The Best French Onion Soup You'll Ever Have (AKA My Mom's Famous Recipe)

9:00 AM

People often tell me that "You're your mother's daughter." Aside from the fact that she doesn't like coconut (blasphemy), we are alarmingly similar. So similar, in fact, that I didn't write a single thing down when she was schooling me in the ways of making the world's best French onion soup. You see, dear mom keeps all her recipes locked up in the ol' noggin and freestyles as she goes. Actually, I take that back...I wouldn't call her onion soup recipe 'freestyling'. Instead, she uses years of experience (her specially trained nose knew exactly when the onions had the first hint of caramelization) to make sure the recipe is adjusted just so. So, now I'm recording this recipe so I have it forever and share it with my friends and family, just as my mom does and her mom does. The measurements aren't an exact science, which may really irritate some of you and give you extreme anxiety. Take a Xanax, drink some wine and chill....because it'll all turn out magical in the end. Alright, here goes.

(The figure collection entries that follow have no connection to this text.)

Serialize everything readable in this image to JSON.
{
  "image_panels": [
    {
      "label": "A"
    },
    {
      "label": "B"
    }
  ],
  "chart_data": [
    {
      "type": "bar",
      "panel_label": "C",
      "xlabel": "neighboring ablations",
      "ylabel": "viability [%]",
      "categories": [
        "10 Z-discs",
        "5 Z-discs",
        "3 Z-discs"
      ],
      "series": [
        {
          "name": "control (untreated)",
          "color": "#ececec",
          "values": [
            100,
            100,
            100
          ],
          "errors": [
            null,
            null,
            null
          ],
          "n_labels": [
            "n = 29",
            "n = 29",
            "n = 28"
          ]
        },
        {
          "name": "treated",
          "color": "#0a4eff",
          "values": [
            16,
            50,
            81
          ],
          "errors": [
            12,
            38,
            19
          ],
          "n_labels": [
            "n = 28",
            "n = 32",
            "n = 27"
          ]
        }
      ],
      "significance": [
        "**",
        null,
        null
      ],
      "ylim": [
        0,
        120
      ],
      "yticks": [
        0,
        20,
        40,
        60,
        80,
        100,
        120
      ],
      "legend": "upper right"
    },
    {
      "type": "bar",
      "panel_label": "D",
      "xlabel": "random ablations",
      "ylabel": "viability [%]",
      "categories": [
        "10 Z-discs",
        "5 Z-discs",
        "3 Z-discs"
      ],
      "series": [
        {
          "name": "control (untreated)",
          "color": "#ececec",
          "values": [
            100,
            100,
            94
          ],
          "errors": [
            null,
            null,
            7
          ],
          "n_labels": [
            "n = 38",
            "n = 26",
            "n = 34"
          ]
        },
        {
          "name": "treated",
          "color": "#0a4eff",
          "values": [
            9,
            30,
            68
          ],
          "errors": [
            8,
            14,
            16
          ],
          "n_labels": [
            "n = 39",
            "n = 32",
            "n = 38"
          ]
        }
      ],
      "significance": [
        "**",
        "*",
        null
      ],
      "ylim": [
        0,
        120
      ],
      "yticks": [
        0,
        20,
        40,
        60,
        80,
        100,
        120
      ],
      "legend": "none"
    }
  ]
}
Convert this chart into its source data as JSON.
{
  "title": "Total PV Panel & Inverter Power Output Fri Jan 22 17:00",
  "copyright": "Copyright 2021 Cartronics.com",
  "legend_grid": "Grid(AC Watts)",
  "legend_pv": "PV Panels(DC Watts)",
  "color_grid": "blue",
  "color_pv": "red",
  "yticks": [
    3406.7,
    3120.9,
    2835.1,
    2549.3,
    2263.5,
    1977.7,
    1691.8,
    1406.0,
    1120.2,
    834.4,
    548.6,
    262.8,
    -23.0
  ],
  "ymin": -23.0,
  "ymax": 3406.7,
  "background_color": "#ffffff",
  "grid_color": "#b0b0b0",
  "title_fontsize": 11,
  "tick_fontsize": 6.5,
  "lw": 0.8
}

Olive oil, enough to coat the bottom of the pot
Onions (preferably vidalia), one big bag
Sugar, 1-3 wooden spoonfuls
Dry white wine (good quality), 2 bottles
Low-sodium beef stock, 2 boxes
Crusty bread, one loaf
Jarlsberg cheese, the more the merrier
Stock pot (you need the big one...I thought my pasta pot would work, but no way once you slice up all those onions)
Food processor, optional but very smart to use

1. Look at the clock. Do you have 7 hours to cook some soup? Then by all means, commence reading this epic recipe. If not, not pass go. You can't rush this process, and if you speed through it, your French onion soup will be mediocre at best, slimy mush at worst.

2. Coat the bottom of your pot in olive oil, and turn up the heat to medium high. Start slicing the onions with the slicer blade on your food processor, and toss the sliced onions into the pot as the food processor cup fills.

3. After each batch goes in, sprinkle in the sugar and stir to coat. When I say sprinkle, I mean dump in a wooden spoonful. We did about three large wooden spoonfuls of sugar for this batch, since I bought the wrong onions at Costco (regular yellow instead of amateur move on my part). Mom explained that she normally only uses about one wooden spoonful when using vidalia onions, but these needed some sweetening to take the acidic onion taste down and help with the eventual caramelization process.

This was when the onions just started caramelizing, and got their first one or two stirs.
3. Now, this is the part where I was goofing up. Once you have stirred in the sugar and the onions start cooking down, don't touch them. At all. When do we stir them, you ask? This is the tricky part where my mom's hound-like nose came into play. She smelled the faintest scent of caramelization, and knew to stir. For novices like you and me with useless noses, I'd give it about 20-30 minutes. Once you see the faintest bit of caramelization, turn the heat down to just a pinch below medium and give it a quick mix.

This was about half-way through the caramelization process
4. Keep stirring every 20-40 minutes or so until most of the liquid is dissolved and you have a nice, even, dark color. You want to give the onions ample time on the bottom of the pot to develop that color and sweet flavor, so try and feel it out for when you should stir based on their progress. It's important not to rush this process - don't turn up the heat to speed it up. Just let time and heat do it's thing. When you stir, be sure to scrape up any bits that get stuck onto the pot bottom. There's some super flavors in that.

After adding the wine
5.When all the liquid is gone, your onions are getting some deep color, and they need to be stirred pretty often to prevent burning, then it's time to bring in the wine. We poured in two bottles of white, and scraped up any remaining bits from the bottom. We then added our low-sodium beef broth.

6. Bring your soup to a boil, then reduce heat to a simmer. Cover, and let cook for a few hours (our went for another 3 hours). The ideal goal is to get the liquid to reduce by almost half, so all those flavors intensify and blend together. Uncover in the last hour of cooking.

7. When ready to serve, slice up some pieces of crusty bread and Jarlsberg cheese. Place under the broiler, watching them carefully so the bread and cheese don't burn. When the cheese gets melted and bubbly, it's take to take them out. Place immediately in the soup using tongs (be careful not to drop it...the hot splash of soup will hurt!) and let it soak up that fantastic broth. Conversely, you can dish the soup into bowls that are oven-safe, put the bread and cheese in them, and place that directly under the broiler.

8.  Enjoy!

Note: My grandmother and mom both agree that it's best to wait a day to eat the soup, but you don't have to. Just make sure you have leftovers, because the day after is even better.